[DRBD-user] Drbd hang on write

Mon Jul 31 17:12:29 CEST 2006

/ 2006-07-31 10:20:06 -0400
\ Claude Pelletier:
> Hi All,
> 
> 
> We had a few discussion about this issu.
> 
> With all the exchange on the subject.
> I think I can say I understand how drbd work on a high latency network.

this time, it is not the latency,
but the bandwidth that is your problem.

> Just to make sure I really understand.
> 
> So since I'm working with a high latency network
> I have decided to use protocol A
> 
> Now this protocol work with 2 must.
> 1) the data have to be written on the primary machine disk
> 2) the data must be write in the tcp/ip buffer.
> 
> So the problem I get is when I copy large file (350MB and more) on the
> primary machine the drbd partition seems to stop accepting writing on
> his primary partition until the network start emptying the tcp/ip
> buffer.

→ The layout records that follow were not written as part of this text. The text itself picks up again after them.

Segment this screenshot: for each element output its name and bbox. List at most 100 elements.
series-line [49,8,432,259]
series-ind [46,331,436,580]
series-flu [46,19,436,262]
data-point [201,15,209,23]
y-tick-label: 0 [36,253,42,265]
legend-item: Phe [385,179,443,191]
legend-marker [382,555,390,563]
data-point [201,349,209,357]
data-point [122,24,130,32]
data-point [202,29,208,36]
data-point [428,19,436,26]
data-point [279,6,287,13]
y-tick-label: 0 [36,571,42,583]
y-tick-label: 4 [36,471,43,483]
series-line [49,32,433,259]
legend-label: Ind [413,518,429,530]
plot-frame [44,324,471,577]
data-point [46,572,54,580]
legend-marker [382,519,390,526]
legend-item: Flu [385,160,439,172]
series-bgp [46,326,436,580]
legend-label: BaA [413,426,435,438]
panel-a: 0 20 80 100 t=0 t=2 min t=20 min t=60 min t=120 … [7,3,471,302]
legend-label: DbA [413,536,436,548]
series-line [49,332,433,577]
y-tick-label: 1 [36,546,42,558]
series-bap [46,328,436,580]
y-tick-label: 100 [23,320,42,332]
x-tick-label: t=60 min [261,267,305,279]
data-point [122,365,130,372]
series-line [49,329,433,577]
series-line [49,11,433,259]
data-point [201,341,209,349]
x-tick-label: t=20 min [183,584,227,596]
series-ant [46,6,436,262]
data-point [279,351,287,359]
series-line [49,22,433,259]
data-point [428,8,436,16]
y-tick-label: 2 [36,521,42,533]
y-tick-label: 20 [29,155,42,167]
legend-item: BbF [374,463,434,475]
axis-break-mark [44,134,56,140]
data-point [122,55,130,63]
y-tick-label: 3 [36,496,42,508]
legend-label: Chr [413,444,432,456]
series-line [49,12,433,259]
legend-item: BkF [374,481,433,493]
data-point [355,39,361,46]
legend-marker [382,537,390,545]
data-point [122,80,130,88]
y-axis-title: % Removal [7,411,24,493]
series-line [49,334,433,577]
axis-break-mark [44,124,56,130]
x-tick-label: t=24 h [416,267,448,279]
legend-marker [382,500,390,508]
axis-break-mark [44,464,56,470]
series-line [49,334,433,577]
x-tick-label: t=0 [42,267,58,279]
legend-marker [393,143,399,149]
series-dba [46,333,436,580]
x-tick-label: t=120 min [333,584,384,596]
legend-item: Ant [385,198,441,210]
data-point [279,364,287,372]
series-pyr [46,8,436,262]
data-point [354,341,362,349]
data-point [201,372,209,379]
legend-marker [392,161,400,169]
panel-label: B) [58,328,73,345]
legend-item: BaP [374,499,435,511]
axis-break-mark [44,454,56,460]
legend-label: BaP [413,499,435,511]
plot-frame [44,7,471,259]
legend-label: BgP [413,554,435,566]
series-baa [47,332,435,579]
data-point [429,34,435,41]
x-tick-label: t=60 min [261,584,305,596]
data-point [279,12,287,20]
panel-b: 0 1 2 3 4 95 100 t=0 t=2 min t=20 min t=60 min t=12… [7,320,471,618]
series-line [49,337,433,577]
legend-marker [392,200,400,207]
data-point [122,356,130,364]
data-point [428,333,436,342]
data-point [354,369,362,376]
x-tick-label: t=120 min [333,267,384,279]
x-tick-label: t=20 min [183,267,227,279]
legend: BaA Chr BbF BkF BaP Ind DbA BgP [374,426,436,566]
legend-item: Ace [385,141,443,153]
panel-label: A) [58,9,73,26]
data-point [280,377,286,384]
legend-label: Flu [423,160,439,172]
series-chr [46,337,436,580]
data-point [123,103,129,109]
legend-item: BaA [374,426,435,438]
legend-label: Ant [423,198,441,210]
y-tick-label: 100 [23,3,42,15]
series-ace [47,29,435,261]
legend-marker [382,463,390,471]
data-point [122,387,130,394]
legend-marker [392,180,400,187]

Cause with this large file copy over the 10mb line just seems
> to be to slow to avoid drbd to stop momentaraly the writing on the
> primary partition.
> 
> So with this said my question is :
> 
> I went on to the drbd web page from linbit to read about DRBD+
> 
> I was wondering if I would work with this version(intead of the free 
> version) if I would get some improvment.
> I see on the webpage a few of the features that are optimize to get better 
> performance.

yes, DRBD+ does perform better in various areas.
but your problem is the bandwith of the 10MBit line.
using DRBD+ won't make your 10MBit line something else.

there is really very little any software can do here.  even if we
could have a cache of "350MB and more" on the primary side, either
in ram or in a temporary on-disk buffer,
[ yes, someday we'll do that, but more to be able to keep the sync
  target consistent during sync, not to make a 10MBit line apear
  as something else ]
that cache will eventually become full, too: it can only be
depleted with the bandwidth of the replication link.
and in case of a primary failure, the secondary would have no idea
about all the changes that only went into that cache, in this case
several hundred MB worth of data. this does not make sense.

either you get down your average write rate to something more in the
range the replication link can handle, or you get more bandwidth for the
replication link, or you don't use drbd, but e.g. nightly lvm snapshots
and rsync to get a consistent though out-of-date "image" of the data to
your secondary site.

-- 
: Lars Ellenberg                                  Tel +43-1-8178292-0  :
: LINBIT Information Technologies GmbH            Fax +43-1-8178292-82 :
: Schoenbrunner Str. 244, A-1120 Vienna/Europe   http://www.linbit.com :
__
please use the "List-Reply" function of your email client.